# Gaelige: tSaoi



## curly

I haven't the faintest idea...


----------



## Outsider

Have you tried looking up "Saoi" in a dictionary?


----------



## curly

I don't have one,


----------



## Kraus

I've found tSaoi is an Irish language scholar and academic:
en.wikipedia.org/wiki/Máire_Mhac_an_*tSaoi*


----------



## curly

That's it , it's a question about her poem jack, meh it probably means wise

I can't understand "Is i' Maire mhac an tsaoi a scriobh an dan seo" i think it's did she write this,


----------



## sarcie

My Irish may be a bit rusty, but I think "Is í Máire Mhac an tSaoi a scríobh an dán seo" means "Máire Mhac an tSaoi wrote this poem".


----------



## bb3ca201

Just a question for you all...

are you sure you're not referring to the word "an tSaoir"?  Sounds like you've left out a "r" -- but I could be wrong...

Suas leis' a' Ghaidhlig (agus a' Ghaeilge!)


----------



## CatStar

curly said:


> That's it , it's a question about her poem jack, meh it probably means wise
> 
> I can't understand "Is i' Maire mhac an tsaoi a scriobh an dan seo" i think it's did she write this,


 

This sentence means that Maire mhac an tSaoi wrote the poem.

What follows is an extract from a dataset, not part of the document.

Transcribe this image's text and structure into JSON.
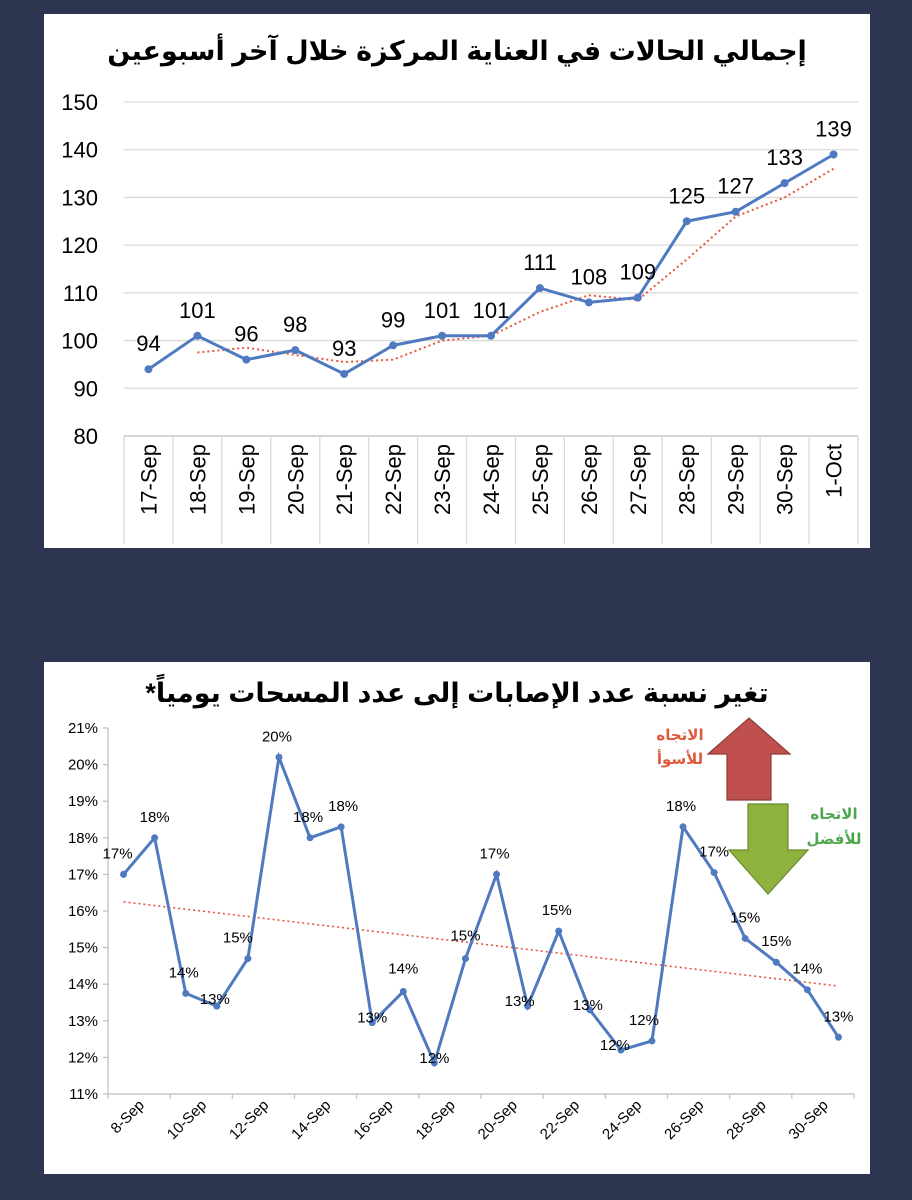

*an tsaoi* means wise person or wise one but that's just part of her surname which in Enlgish would translate to MacKenty or whatever variation of the spelling you like.
Cat


----------



## bb3ca201

Thanks for the clarification, CatStar.  I guess I found out that my Irish wasn't that good (Scottish Gaelic isn't quite the same!)

 

Take care


----------